Bracing for the worst

STEVE MACFARLANE, SUN MEDIA

, Last Updated: 9:28 AM ET

Let's be honest: The New York Islanders are no San Jose Sharks.

So how do you go from an emotional victory over the league's best team to a date with the league's worst performer 48 hours later and avoid a letdown?

Calgary Flames head coach Mike Keenan says it started in practice yesterday as his Flames prepared for tonight's tilt against the Isles.

"Well, we began addressing it today in trying to drive the tempo of our practice up and have a sense of urgency in the practice so that those instincts will surface tomorrow as we go into the game," said Keenan after putting his charges through a short but fast-paced and competitive practice at the Saddledome.

The 'trap' games are no myth. It's been seen in every sport time after time, and is as much emotional letdown as it is physical fatigue following a big win.

"There's also the possibility, or has been, for any athlete to have an emotional letdown after a big series or big game, and divisional games," said Keenan. "But I think that our team looked fresh today, looked prepared, and are preparing for tomorrow's game."

The Islanders are coming in cold, winning just twice since November, but they gave the Edmonton Oilers trouble in the early going of Monday night's match, jumping to a 2-0 lead before watching it slip away at Rexall Place in a 3-2 Oilers comeback victory.

Still, the Flames know better than to take them lightly.

"There are no easy games in this league, regardless of who you're playing," said Keenan. "There's always capable players and pride at stake, and competitive instincts that surface during every contest. We have to be ready for it, and I expect we will be ready for it."

Two minutes for fighting?

One of the hottest topics following the Flames' 5-2 win over the Sharks was the sequence between Alexei Semenov and Andre Roy, who fought twice in a matter of minutes but only sat in the bench for four apiece.

The first one was over quickly as they fell to the ice in a heap.

So, with pride on the line, they dropped gloves right after getting back out onto the ice.

After winning the decision with a strong left to Semenov's face, Roy couldn't believe the pair was again hit with co-incidental minors for roughing.

"When I saw the two again, I started laughing. It was like, 'Is he kidding me?' " said Roy. "I don't know man, if that's a roughing (penalty), I'll take a lot more."

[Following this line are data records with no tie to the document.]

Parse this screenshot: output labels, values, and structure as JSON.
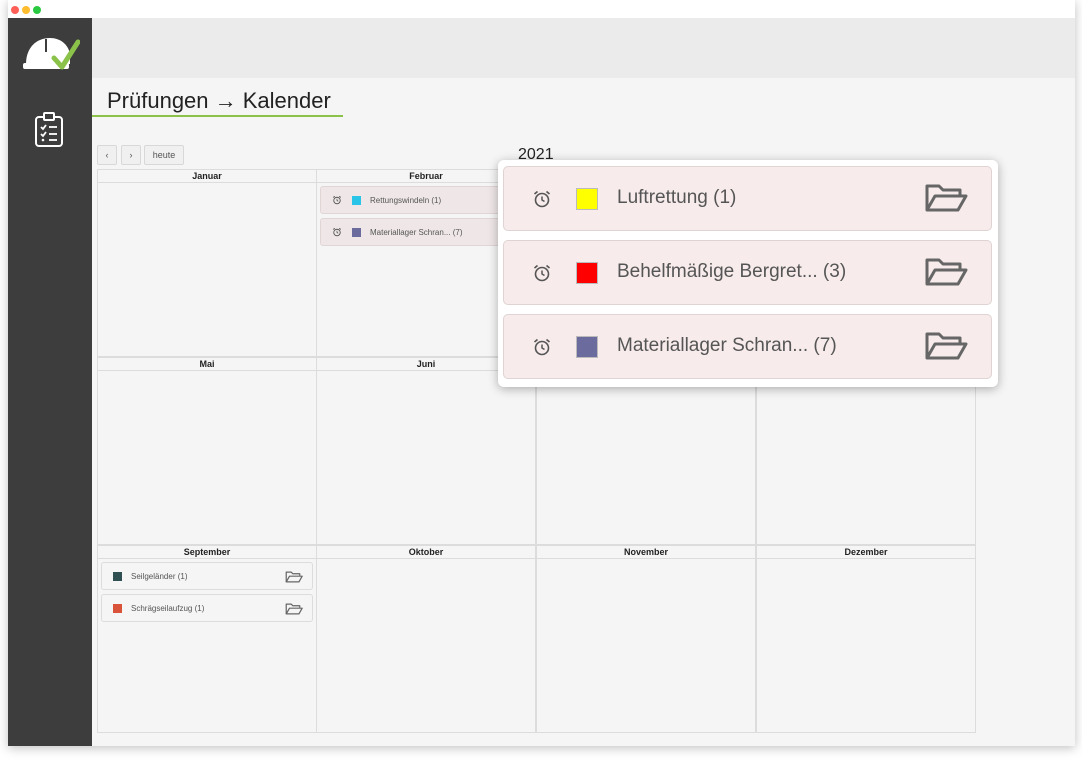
{
  "page": {
    "title": "Prüfungen → Kalender",
    "year": "2021"
  },
  "toolbar": {
    "prev_label": "‹",
    "next_label": "›",
    "today_label": "heute"
  },
  "months": {
    "jan": "Januar",
    "feb": "Februar",
    "may": "Mai",
    "jun": "Juni",
    "sep": "September",
    "oct": "Oktober",
    "nov": "November",
    "dec": "Dezember"
  },
  "february_items": [
    {
      "label": "Rettungswindeln (1)",
      "color": "#29c4e8"
    },
    {
      "label": "Materiallager Schran... (7)",
      "color": "#6b6b9e"
    }
  ],
  "september_items": [
    {
      "label": "Seilgeländer (1)",
      "color": "#2f4f52"
    },
    {
      "label": "Schrägseilaufzug (1)",
      "color": "#d9533a"
    }
  ],
  "popup_items": [
    {
      "label": "Luftrettung (1)",
      "color": "#ffff00"
    },
    {
      "label": "Behelfmäßige Bergret... (3)",
      "color": "#ff0000"
    },
    {
      "label": "Materiallager Schran... (7)",
      "color": "#6b6b9e"
    }
  ],
  "icons": {
    "logo": "hardhat-check-icon",
    "nav": "clipboard-checklist-icon",
    "alarm": "alarm-clock-icon",
    "folder": "folder-open-icon"
  },
  "colors": {
    "sidebar": "#3d3d3d",
    "accent": "#8bc34a"
  }
}
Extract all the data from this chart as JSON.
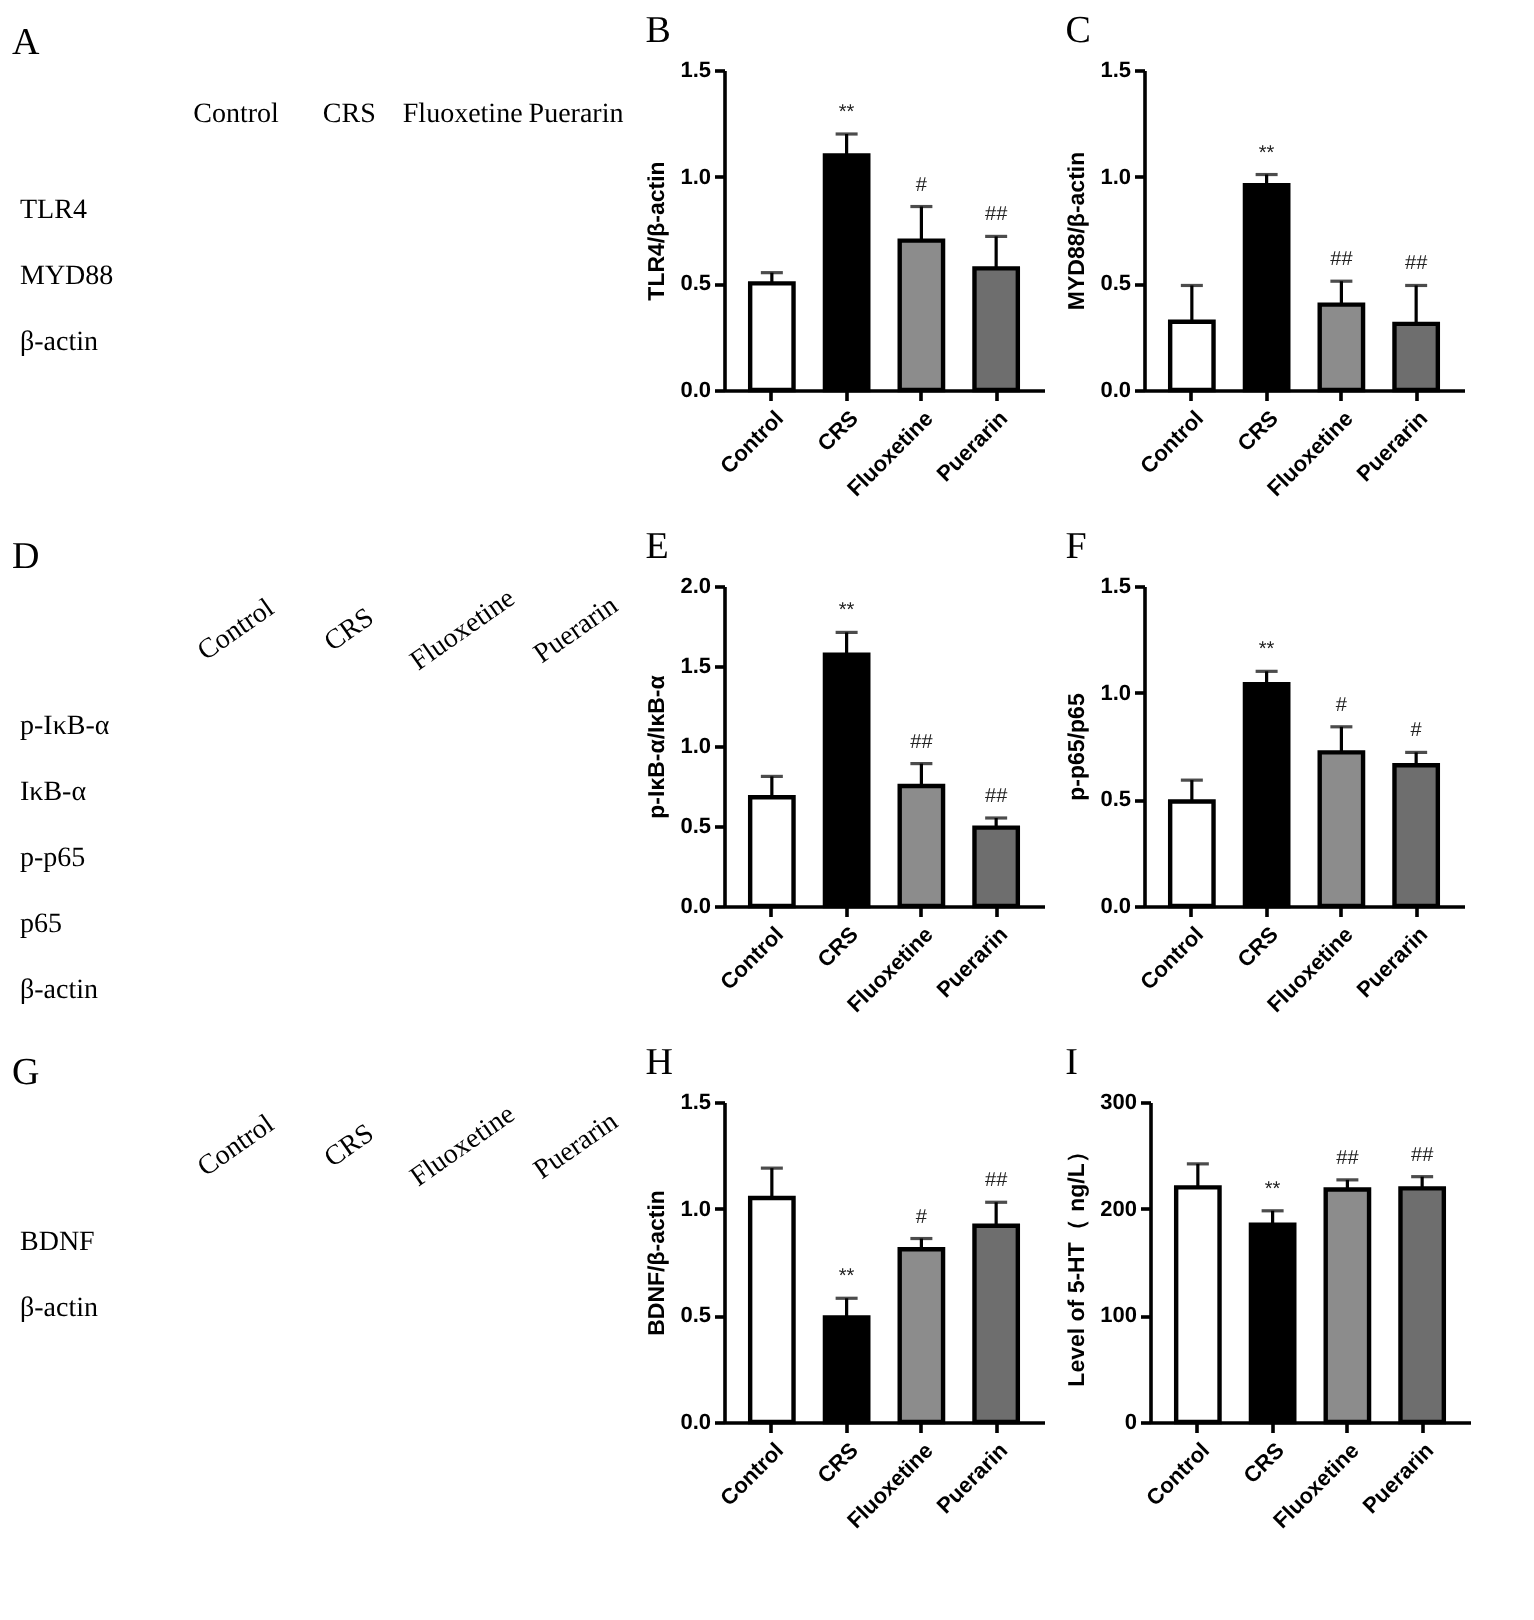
{
  "chart_data": [
    {
      "type": "other",
      "title": "A",
      "categories": [
        "Control",
        "CRS",
        "Fluoxetine",
        "Puerarin"
      ],
      "y_categories": [
        "TLR4",
        "MYD88",
        "β-actin"
      ]
    },
    {
      "type": "bar",
      "title": "B",
      "ylabel": "TLR4/β-actin",
      "categories": [
        "Control",
        "CRS",
        "Fluoxetine",
        "Puerarin"
      ],
      "values": [
        0.5,
        1.1,
        0.7,
        0.57
      ],
      "errors": [
        0.05,
        0.1,
        0.16,
        0.15
      ],
      "colors": [
        "#ffffff",
        "#000000",
        "#8c8c8c",
        "#6e6e6e"
      ],
      "ylim": [
        0,
        1.5
      ],
      "yticks": [
        {
          "value": 0,
          "label": "0.0"
        },
        0.5,
        {
          "value": 1,
          "label": "1.0"
        },
        1.5
      ],
      "annotations": [
        "**",
        "#",
        "##"
      ]
    },
    {
      "type": "bar",
      "title": "C",
      "ylabel": "MYD88/β-actin",
      "categories": [
        "Control",
        "CRS",
        "Fluoxetine",
        "Puerarin"
      ],
      "values": [
        0.32,
        0.96,
        0.4,
        0.31
      ],
      "errors": [
        0.17,
        0.05,
        0.11,
        0.18
      ],
      "colors": [
        "#ffffff",
        "#000000",
        "#8c8c8c",
        "#6e6e6e"
      ],
      "ylim": [
        0,
        1.5
      ],
      "yticks": [
        {
          "value": 0,
          "label": "0.0"
        },
        0.5,
        {
          "value": 1,
          "label": "1.0"
        },
        1.5
      ],
      "annotations": [
        "**",
        "##",
        "##"
      ]
    },
    {
      "type": "other",
      "title": "D",
      "categories": [
        "Control",
        "CRS",
        "Fluoxetine",
        "Puerarin"
      ],
      "y_categories": [
        "p-IκB-α",
        "IκB-α",
        "p-p65",
        "p65",
        "β-actin"
      ]
    },
    {
      "type": "bar",
      "title": "E",
      "ylabel": "p-IκB-α/IκB-α",
      "categories": [
        "Control",
        "CRS",
        "Fluoxetine",
        "Puerarin"
      ],
      "values": [
        0.68,
        1.57,
        0.75,
        0.49
      ],
      "errors": [
        0.13,
        0.14,
        0.14,
        0.06
      ],
      "colors": [
        "#ffffff",
        "#000000",
        "#8c8c8c",
        "#6e6e6e"
      ],
      "ylim": [
        0,
        2
      ],
      "yticks": [
        {
          "value": 0,
          "label": "0.0"
        },
        0.5,
        {
          "value": 1,
          "label": "1.0"
        },
        1.5,
        {
          "value": 2,
          "label": "2.0"
        }
      ],
      "annotations": [
        "**",
        "##",
        "##"
      ]
    },
    {
      "type": "bar",
      "title": "F",
      "ylabel": "p-p65/p65",
      "categories": [
        "Control",
        "CRS",
        "Fluoxetine",
        "Puerarin"
      ],
      "values": [
        0.49,
        1.04,
        0.72,
        0.66
      ],
      "errors": [
        0.1,
        0.06,
        0.12,
        0.06
      ],
      "colors": [
        "#ffffff",
        "#000000",
        "#8c8c8c",
        "#6e6e6e"
      ],
      "ylim": [
        0,
        1.5
      ],
      "yticks": [
        {
          "value": 0,
          "label": "0.0"
        },
        0.5,
        {
          "value": 1,
          "label": "1.0"
        },
        1.5
      ],
      "annotations": [
        "**",
        "#",
        "#"
      ]
    },
    {
      "type": "other",
      "title": "G",
      "categories": [
        "Control",
        "CRS",
        "Fluoxetine",
        "Puerarin"
      ],
      "y_categories": [
        "BDNF",
        "β-actin"
      ]
    },
    {
      "type": "bar",
      "title": "H",
      "ylabel": "BDNF/β-actin",
      "categories": [
        "Control",
        "CRS",
        "Fluoxetine",
        "Puerarin"
      ],
      "values": [
        1.05,
        0.49,
        0.81,
        0.92
      ],
      "errors": [
        0.14,
        0.09,
        0.05,
        0.11
      ],
      "colors": [
        "#ffffff",
        "#000000",
        "#8c8c8c",
        "#6e6e6e"
      ],
      "ylim": [
        0,
        1.5
      ],
      "yticks": [
        {
          "value": 0,
          "label": "0.0"
        },
        0.5,
        {
          "value": 1,
          "label": "1.0"
        },
        1.5
      ],
      "annotations": [
        "**",
        "#",
        "##"
      ]
    },
    {
      "type": "bar",
      "title": "I",
      "ylabel": "Level of 5-HT（ ng/L）",
      "categories": [
        "Control",
        "CRS",
        "Fluoxetine",
        "Puerarin"
      ],
      "values": [
        220,
        185,
        218,
        219
      ],
      "errors": [
        22,
        13,
        9,
        11
      ],
      "colors": [
        "#ffffff",
        "#000000",
        "#8c8c8c",
        "#6e6e6e"
      ],
      "ylim": [
        0,
        300
      ],
      "yticks": [
        0,
        100,
        200,
        300
      ],
      "annotations": [
        "**",
        "##",
        "##"
      ]
    }
  ]
}
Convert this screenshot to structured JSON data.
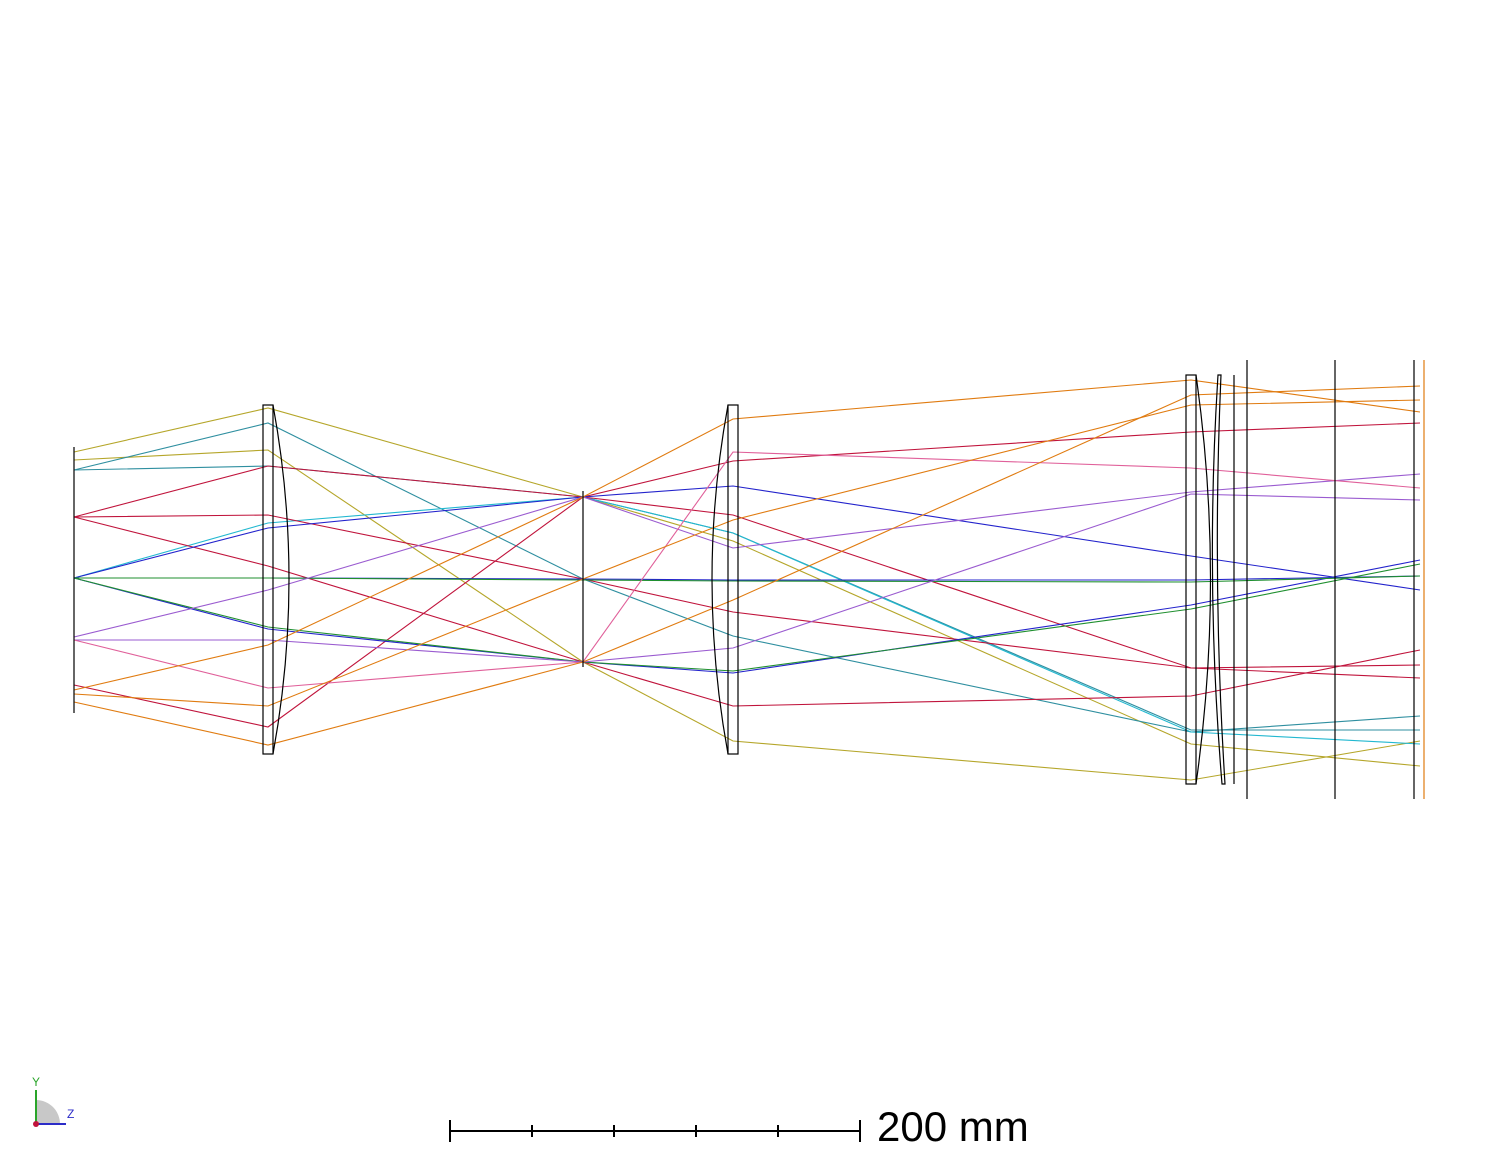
{
  "scale_bar": {
    "label": "200 mm"
  },
  "axis_triad": {
    "y_label": "Y",
    "z_label": "Z"
  },
  "colors": {
    "yellow": "#b5a62a",
    "teal": "#2f8fa0",
    "cyan": "#22b8d0",
    "red": "#c0143c",
    "blue": "#2323cc",
    "green": "#1f8f2f",
    "purple": "#9a5bd0",
    "pink": "#e0609a",
    "orange": "#e07b10",
    "element": "#000000"
  }
}
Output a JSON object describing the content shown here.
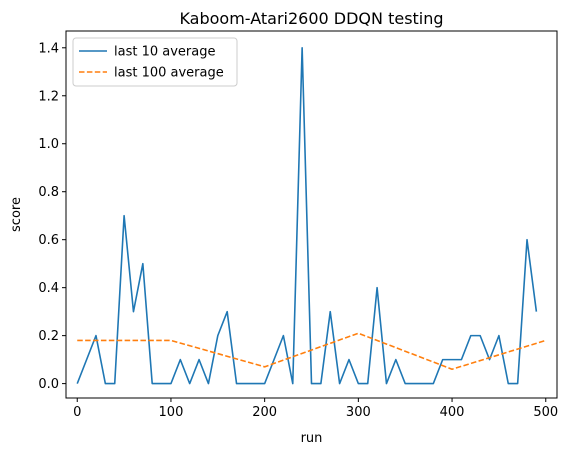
{
  "chart_data": {
    "type": "line",
    "title": "Kaboom-Atari2600 DDQN testing",
    "xlabel": "run",
    "ylabel": "score",
    "xlim": [
      -12,
      512
    ],
    "ylim": [
      -0.06,
      1.47
    ],
    "xticks": [
      0,
      100,
      200,
      300,
      400,
      500
    ],
    "yticks": [
      0.0,
      0.2,
      0.4,
      0.6,
      0.8,
      1.0,
      1.2,
      1.4
    ],
    "xtick_labels": [
      "0",
      "100",
      "200",
      "300",
      "400",
      "500"
    ],
    "ytick_labels": [
      "0.0",
      "0.2",
      "0.4",
      "0.6",
      "0.8",
      "1.0",
      "1.2",
      "1.4"
    ],
    "grid": false,
    "legend_position": "top-left",
    "series": [
      {
        "name": "last 10 average",
        "color": "#1f77b4",
        "style": "solid",
        "x": [
          0,
          10,
          20,
          30,
          40,
          50,
          60,
          70,
          80,
          90,
          100,
          110,
          120,
          130,
          140,
          150,
          160,
          170,
          180,
          190,
          200,
          210,
          220,
          230,
          240,
          250,
          260,
          270,
          280,
          290,
          300,
          310,
          320,
          330,
          340,
          350,
          360,
          370,
          380,
          390,
          400,
          410,
          420,
          430,
          440,
          450,
          460,
          470,
          480,
          490
        ],
        "y": [
          0.0,
          0.1,
          0.2,
          0.0,
          0.0,
          0.7,
          0.3,
          0.5,
          0.0,
          0.0,
          0.0,
          0.1,
          0.0,
          0.1,
          0.0,
          0.2,
          0.3,
          0.0,
          0.0,
          0.0,
          0.0,
          0.1,
          0.2,
          0.0,
          1.4,
          0.0,
          0.0,
          0.3,
          0.0,
          0.1,
          0.0,
          0.0,
          0.4,
          0.0,
          0.1,
          0.0,
          0.0,
          0.0,
          0.0,
          0.1,
          0.1,
          0.1,
          0.2,
          0.2,
          0.1,
          0.2,
          0.0,
          0.0,
          0.6,
          0.3
        ]
      },
      {
        "name": "last 100 average",
        "color": "#ff7f0e",
        "style": "dashed",
        "x": [
          0,
          100,
          200,
          300,
          400,
          500
        ],
        "y": [
          0.18,
          0.18,
          0.07,
          0.21,
          0.06,
          0.18
        ]
      }
    ]
  }
}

The Flames tough guy figures it was a personal thing between himself and ref Bill McCreary, who Roy said "hates" him.

"Everyone has been talking about this, how it's such a joke and it's kind of an embarrassment to me, I guess," Roy said. "Probably, he just wanted to make me look bad."

CLUB INKS JUNIOR STAR AULIE

Fresh off a gold-medal performance at the world junior championships, defenceman Keith Aulie added some more to his bounty by signing an entry-level deal with the Calgary Flames.

Picked in the fourth round, 116th overall in the 2007 NHL draft, the 6-foot-6, 217-lb. Brandon Wheat Kings captain had one assist in five games with Team Canada at the world juniors.